According to the World Bank Doing Business 2016 report, Moldova has improved its insolvency system by introducing a licensing system for insolvency administrators, increasing the qualification requirements to include a professional exam and training, and establishing supervisory bodies to regulate the profession of insolvency administrators.
In order to provide insight into the Moldovan insolvency procedure, we will deal briefly below with the major aspects and novelties of the new Insolvency Law (the “Law”).
Applicability of the Law. The new Law regulates all aspects of insolvency of any type of business entity, including state-owned enterprises, insurance companies, investment funds, and non-profit organizations. The Law also applies to individual entrepreneurs, i.e., sole traders (individual enterprises) and patent holders. The Law does not apply to banks or to insolvencies of state and local administrative entities.

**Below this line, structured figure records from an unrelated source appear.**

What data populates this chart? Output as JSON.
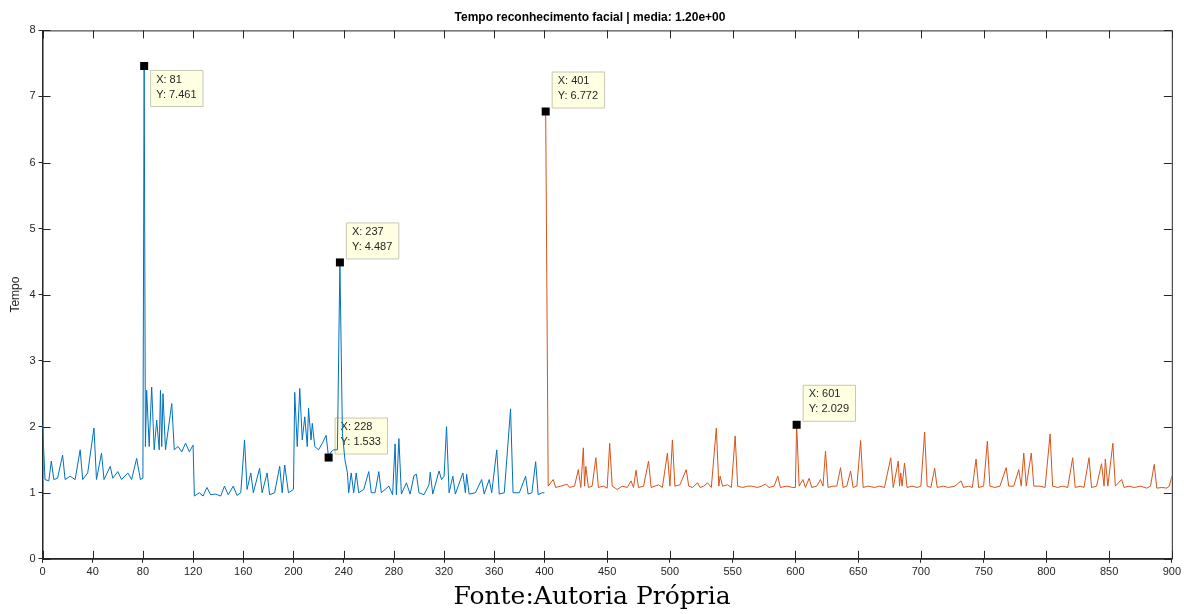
{
  "chart_data": {
    "type": "line",
    "title": "Tempo reconhecimento facial | media: 1.20e+00",
    "ylabel": "Tempo",
    "xlim": [
      0,
      900
    ],
    "xticks": [
      0,
      40,
      80,
      120,
      160,
      200,
      240,
      280,
      320,
      360,
      400,
      450,
      500,
      550,
      600,
      650,
      700,
      750,
      800,
      850,
      900
    ],
    "ylim": [
      0,
      8
    ],
    "yticks": [
      0,
      1,
      2,
      3,
      4,
      5,
      6,
      7,
      8
    ],
    "grid": false,
    "legend": false,
    "marker": "none",
    "line_style": "solid",
    "series": [
      {
        "color": "#0072bd",
        "x": [
          0,
          2,
          5,
          7,
          9,
          12,
          16,
          18,
          22,
          26,
          30,
          32,
          36,
          41,
          43,
          47,
          49,
          54,
          56,
          60,
          63,
          68,
          71,
          75,
          78,
          80,
          81,
          82,
          83,
          85,
          87,
          89,
          91,
          93,
          94,
          95,
          96,
          98,
          103,
          105,
          108,
          111,
          114,
          117,
          120,
          121,
          125,
          128,
          131,
          134,
          138,
          142,
          145,
          148,
          152,
          155,
          158,
          161,
          163,
          166,
          168,
          173,
          175,
          179,
          181,
          185,
          189,
          191,
          193,
          196,
          200,
          201,
          203,
          205,
          207,
          209,
          211,
          212,
          214,
          215,
          217,
          220,
          223,
          226,
          228,
          230,
          232,
          235,
          237,
          239,
          241,
          243,
          244,
          246,
          248,
          250,
          252,
          256,
          260,
          262,
          265,
          268,
          270,
          276,
          279,
          281,
          282,
          284,
          286,
          290,
          293,
          296,
          298,
          300,
          304,
          308,
          309,
          311,
          316,
          318,
          320,
          322,
          324,
          327,
          329,
          335,
          337,
          338,
          340,
          345,
          350,
          352,
          356,
          358,
          362,
          364,
          368,
          373,
          375,
          380,
          385,
          387,
          390,
          393,
          395,
          398,
          400
        ],
        "values": [
          2.05,
          1.2,
          1.18,
          1.48,
          1.2,
          1.22,
          1.57,
          1.2,
          1.25,
          1.2,
          1.65,
          1.2,
          1.3,
          1.98,
          1.2,
          1.6,
          1.2,
          1.4,
          1.22,
          1.32,
          1.2,
          1.3,
          1.2,
          1.52,
          1.2,
          1.22,
          7.461,
          1.7,
          2.55,
          1.7,
          2.6,
          1.65,
          2.1,
          1.65,
          2.55,
          1.7,
          2.5,
          1.65,
          2.35,
          1.65,
          1.7,
          1.62,
          1.75,
          1.62,
          1.72,
          0.95,
          1.0,
          0.95,
          1.08,
          0.97,
          0.98,
          0.95,
          1.1,
          0.97,
          1.1,
          0.96,
          1.0,
          1.8,
          1.05,
          1.3,
          1.0,
          1.37,
          1.0,
          1.3,
          0.97,
          1.0,
          1.4,
          1.0,
          1.42,
          1.0,
          1.05,
          2.52,
          1.7,
          2.58,
          1.8,
          2.15,
          1.7,
          2.28,
          1.8,
          2.05,
          1.7,
          1.65,
          1.75,
          1.87,
          1.533,
          1.62,
          1.65,
          1.65,
          4.487,
          1.9,
          1.5,
          1.3,
          1.0,
          1.3,
          1.0,
          1.3,
          1.0,
          1.05,
          1.32,
          1.0,
          1.0,
          1.32,
          1.0,
          1.1,
          0.97,
          1.74,
          0.97,
          1.82,
          0.98,
          1.15,
          0.98,
          1.26,
          1.28,
          1.0,
          0.97,
          1.12,
          1.31,
          0.98,
          1.33,
          1.2,
          1.25,
          2.0,
          1.0,
          1.25,
          0.98,
          1.3,
          1.0,
          1.28,
          0.98,
          1.0,
          1.2,
          0.98,
          1.2,
          1.0,
          1.65,
          0.98,
          1.0,
          2.27,
          1.0,
          1.0,
          1.25,
          0.98,
          1.0,
          1.47,
          0.97,
          1.0,
          1.0
        ]
      },
      {
        "color": "#d95319",
        "x": [
          401,
          403,
          407,
          409,
          413,
          418,
          420,
          424,
          427,
          429,
          431,
          432,
          433,
          435,
          438,
          441,
          443,
          447,
          450,
          452,
          454,
          458,
          462,
          466,
          469,
          471,
          473,
          475,
          479,
          483,
          485,
          488,
          491,
          494,
          498,
          500,
          502,
          504,
          508,
          513,
          515,
          518,
          522,
          524,
          527,
          530,
          533,
          537,
          539,
          540,
          542,
          546,
          549,
          552,
          554,
          558,
          562,
          565,
          570,
          573,
          576,
          579,
          583,
          586,
          588,
          593,
          598,
          600,
          601,
          603,
          606,
          608,
          611,
          613,
          617,
          620,
          622,
          624,
          626,
          630,
          633,
          636,
          638,
          641,
          644,
          646,
          649,
          652,
          654,
          658,
          663,
          667,
          671,
          676,
          678,
          682,
          683,
          684,
          685,
          687,
          689,
          693,
          697,
          700,
          703,
          705,
          708,
          711,
          713,
          718,
          722,
          727,
          732,
          734,
          738,
          741,
          744,
          746,
          750,
          753,
          755,
          759,
          763,
          768,
          770,
          774,
          778,
          780,
          782,
          784,
          788,
          790,
          795,
          799,
          803,
          805,
          809,
          813,
          817,
          821,
          823,
          827,
          830,
          834,
          836,
          840,
          844,
          846,
          847,
          849,
          853,
          855,
          860,
          862,
          866,
          870,
          875,
          880,
          883,
          886,
          888,
          892,
          896,
          898,
          900
        ],
        "values": [
          6.772,
          1.1,
          1.2,
          1.08,
          1.1,
          1.13,
          1.08,
          1.1,
          1.35,
          1.08,
          1.68,
          1.1,
          1.4,
          1.08,
          1.1,
          1.53,
          1.08,
          1.1,
          1.07,
          1.75,
          1.1,
          1.05,
          1.1,
          1.08,
          1.18,
          1.08,
          1.34,
          1.08,
          1.1,
          1.48,
          1.08,
          1.1,
          1.12,
          1.08,
          1.6,
          1.1,
          1.8,
          1.1,
          1.12,
          1.35,
          1.1,
          1.08,
          1.15,
          1.08,
          1.1,
          1.15,
          1.08,
          1.98,
          1.1,
          1.25,
          1.1,
          1.12,
          1.08,
          1.86,
          1.1,
          1.08,
          1.1,
          1.1,
          1.08,
          1.1,
          1.13,
          1.08,
          1.1,
          1.25,
          1.08,
          1.1,
          1.08,
          1.08,
          2.029,
          1.1,
          1.2,
          1.08,
          1.22,
          1.08,
          1.1,
          1.2,
          1.1,
          1.63,
          1.08,
          1.1,
          1.1,
          1.38,
          1.08,
          1.1,
          1.33,
          1.08,
          1.1,
          1.79,
          1.08,
          1.1,
          1.08,
          1.1,
          1.08,
          1.53,
          1.08,
          1.48,
          1.1,
          1.3,
          1.1,
          1.45,
          1.08,
          1.1,
          1.08,
          1.1,
          1.92,
          1.1,
          1.08,
          1.37,
          1.08,
          1.1,
          1.08,
          1.1,
          1.18,
          1.08,
          1.1,
          1.08,
          1.51,
          1.08,
          1.1,
          1.78,
          1.1,
          1.08,
          1.1,
          1.38,
          1.1,
          1.1,
          1.35,
          1.1,
          1.6,
          1.1,
          1.6,
          1.1,
          1.1,
          1.08,
          1.89,
          1.1,
          1.08,
          1.1,
          1.08,
          1.53,
          1.08,
          1.1,
          1.08,
          1.53,
          1.08,
          1.1,
          1.44,
          1.1,
          1.51,
          1.1,
          1.75,
          1.1,
          1.2,
          1.08,
          1.1,
          1.08,
          1.1,
          1.07,
          1.1,
          1.43,
          1.07,
          1.08,
          1.07,
          1.1,
          1.25
        ]
      }
    ],
    "annotations": [
      {
        "text": "X: 81\nY: 7.461",
        "x": 81,
        "y": 7.461
      },
      {
        "text": "X: 228\nY: 1.533",
        "x": 228,
        "y": 1.533
      },
      {
        "text": "X: 237\nY: 4.487",
        "x": 237,
        "y": 4.487
      },
      {
        "text": "X: 401\nY: 6.772",
        "x": 401,
        "y": 6.772
      },
      {
        "text": "X: 601\nY: 2.029",
        "x": 601,
        "y": 2.029
      },
      "Fonte:Autoria Própria"
    ]
  }
}
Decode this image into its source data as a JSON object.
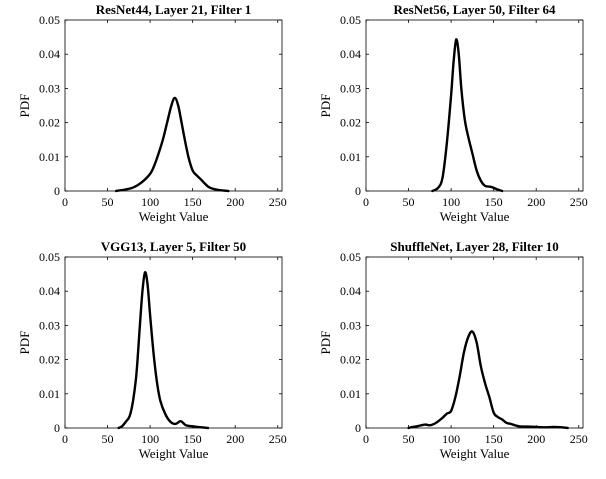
{
  "chart_data": [
    {
      "type": "line",
      "title": "ResNet44, Layer 21, Filter 1",
      "xlabel": "Weight Value",
      "ylabel": "PDF",
      "xlim": [
        0,
        255
      ],
      "ylim": [
        0,
        0.05
      ],
      "xticks": [
        "0",
        "50",
        "100",
        "150",
        "200",
        "250"
      ],
      "yticks": [
        "0",
        "0.01",
        "0.02",
        "0.03",
        "0.04",
        "0.05"
      ],
      "grid": false,
      "series": [
        {
          "x": [
            60,
            70,
            80,
            90,
            100,
            105,
            110,
            115,
            120,
            125,
            129,
            133,
            137,
            140,
            145,
            150,
            155,
            160,
            165,
            170,
            180,
            192
          ],
          "y": [
            0,
            0.0004,
            0.001,
            0.0025,
            0.005,
            0.0075,
            0.011,
            0.015,
            0.02,
            0.025,
            0.0272,
            0.025,
            0.02,
            0.016,
            0.01,
            0.006,
            0.0045,
            0.0033,
            0.002,
            0.001,
            0.0003,
            0
          ]
        }
      ]
    },
    {
      "type": "line",
      "title": "ResNet56, Layer 50, Filter 64",
      "xlabel": "Weight Value",
      "ylabel": "PDF",
      "xlim": [
        0,
        255
      ],
      "ylim": [
        0,
        0.05
      ],
      "xticks": [
        "0",
        "50",
        "100",
        "150",
        "200",
        "250"
      ],
      "yticks": [
        "0",
        "0.01",
        "0.02",
        "0.03",
        "0.04",
        "0.05"
      ],
      "grid": false,
      "series": [
        {
          "x": [
            78,
            85,
            90,
            95,
            100,
            103,
            106,
            109,
            112,
            116,
            120,
            125,
            130,
            135,
            140,
            147,
            155,
            160
          ],
          "y": [
            0,
            0.001,
            0.004,
            0.014,
            0.028,
            0.038,
            0.0443,
            0.04,
            0.03,
            0.021,
            0.016,
            0.011,
            0.006,
            0.003,
            0.0015,
            0.0012,
            0.0004,
            0
          ]
        }
      ]
    },
    {
      "type": "line",
      "title": "VGG13, Layer 5, Filter 50",
      "xlabel": "Weight Value",
      "ylabel": "PDF",
      "xlim": [
        0,
        255
      ],
      "ylim": [
        0,
        0.05
      ],
      "xticks": [
        "0",
        "50",
        "100",
        "150",
        "200",
        "250"
      ],
      "yticks": [
        "0",
        "0.01",
        "0.02",
        "0.03",
        "0.04",
        "0.05"
      ],
      "grid": false,
      "series": [
        {
          "x": [
            63,
            67,
            72,
            76,
            80,
            84,
            88,
            91,
            94,
            97,
            100,
            104,
            108,
            112,
            118,
            124,
            130,
            136,
            142,
            150,
            160,
            168
          ],
          "y": [
            0,
            0.0005,
            0.002,
            0.0035,
            0.008,
            0.016,
            0.03,
            0.04,
            0.0455,
            0.042,
            0.033,
            0.022,
            0.0135,
            0.008,
            0.004,
            0.0018,
            0.0012,
            0.002,
            0.0008,
            0.0005,
            0.0002,
            0
          ]
        }
      ]
    },
    {
      "type": "line",
      "title": "ShuffleNet, Layer 28, Filter 10",
      "xlabel": "Weight Value",
      "ylabel": "PDF",
      "xlim": [
        0,
        255
      ],
      "ylim": [
        0,
        0.05
      ],
      "xticks": [
        "0",
        "50",
        "100",
        "150",
        "200",
        "250"
      ],
      "yticks": [
        "0",
        "0.01",
        "0.02",
        "0.03",
        "0.04",
        "0.05"
      ],
      "grid": false,
      "series": [
        {
          "x": [
            50,
            55,
            60,
            65,
            70,
            75,
            80,
            85,
            90,
            95,
            100,
            105,
            110,
            115,
            120,
            125,
            130,
            135,
            140,
            145,
            150,
            155,
            160,
            165,
            170,
            175,
            180,
            190,
            200,
            210,
            220,
            230,
            237
          ],
          "y": [
            0,
            0.0003,
            0.0005,
            0.0008,
            0.001,
            0.0008,
            0.0012,
            0.002,
            0.003,
            0.0042,
            0.005,
            0.009,
            0.015,
            0.022,
            0.0265,
            0.0282,
            0.025,
            0.018,
            0.013,
            0.009,
            0.0045,
            0.0032,
            0.0025,
            0.0015,
            0.0012,
            0.0008,
            0.0005,
            0.0004,
            0.0003,
            0.0002,
            0.0003,
            0.0002,
            0
          ]
        }
      ]
    }
  ]
}
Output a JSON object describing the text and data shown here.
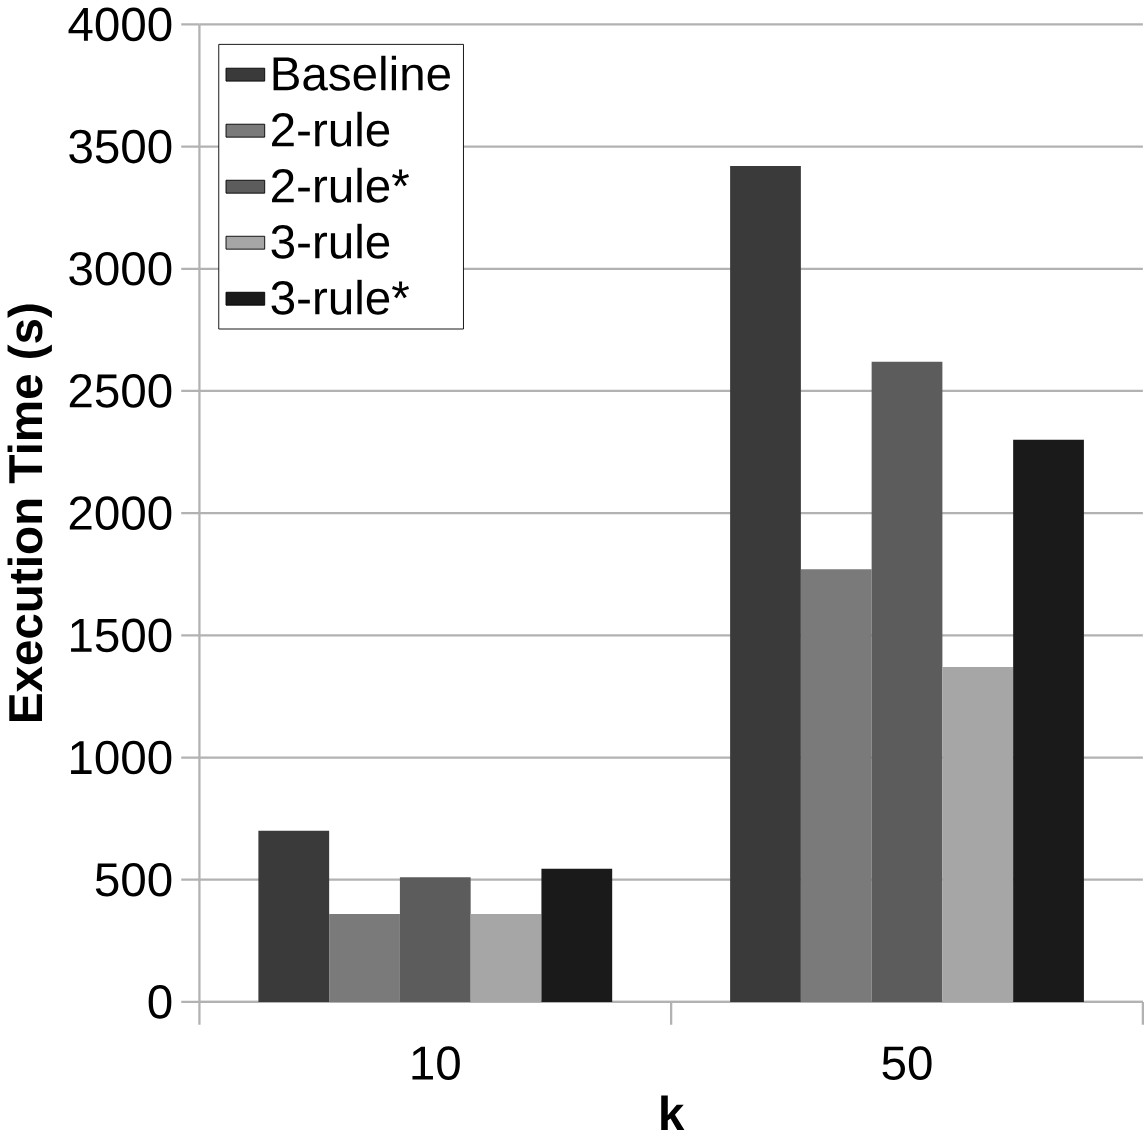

Insolvency Procedure. The Law provides the following procedures for satisfying the claims of creditors on account of the debtor’s assets: (1) a restructuring procedure, involving a repayment of debt in accordance with a plan and the debtor’s financial and economic revival; or (2) a bankruptcy procedure, involving the sale of all debtor assets in order to repay its debts and the liquidation of the debtor.
The Law also introduces two new procedures which are vital for realizing the expediency principle. The first one is the expedited restructuring procedure: an insolvency procedure that is meant to restore the debtor’s business and which may start immediately after application or after observation and should be completed within a short timeframe. The second one is the simplified liquidation procedure, which is an insolvency procedure to liquidate the debtor within a short timeframe.
Grounds for Initiating the Insolvency Process. The general ground for initiating the insolvency procedure is a debtor’s inability to pay, while the special ground for insolvency is over-indebtedness of the debtor.
A creditor can file an application for debtor’s insolvency if the creditor is able to show that it has a legitimate claim against the debtor, the debtor has failed to pay the debt by the due date, and the creditor has notified the debtor that the debt is overdue.
The debtor may initiate the insolvency procedure when there is a risk of inability to pay. The debtor is obliged to file an introductive application immediately, but not later than upon expiration of 30 days from the moment of occurring any of the grounds for initiating the insolvency procedure. The court shall pass a decision on initiation of the insolvency process within 10 days.
Realization of Debtor Assets. The term of realization or liquidation of the debtor’s insolvency assets shall not exceed two years from the moment of initiation of the insolvency procedure. Upon expiration of two years, any unused debtor’s assets shall be sold without delay in a Dutch auction without the consent of the creditors’ meeting, until the price falls to zero, at which point direct negotiations should be started.
Terms. The Law provides the specific terms for procedural actions, including, where permitted, the grounds for extending the relevant term. Thus, the parties are able to estimate the time required for completing each procedural step. For example, the Law stipulates that the term for examining an initiation of the insolvency process shall not exceed 60 working days, starting from the date of accepting the introductive application for examination.
Authorized Administrators. The lawmaker created a mechanism of authorization of and supervision over the insolvency administrators through the Law on Authorized Administrators of 2014.
Jurisprudence. At the moment there is no streamlined and well elaborated judicial practice on applying the new Insolvency Law. However, the Supreme Court of Justice – within one year of the new Law’s entry into force – has made a dedicated effort to explain how the legislative provisions should be applied by adopting a Decision of the Plenary Hearing of the Court on the Judicial Practice of Application of the Insolvency Law. Additionally, the Supreme Court of Justice publishes explications and recommendations of application of certain legislative rules, which have turned out to be a rather useful instrument for judges, insolvency attorneys, and businesses.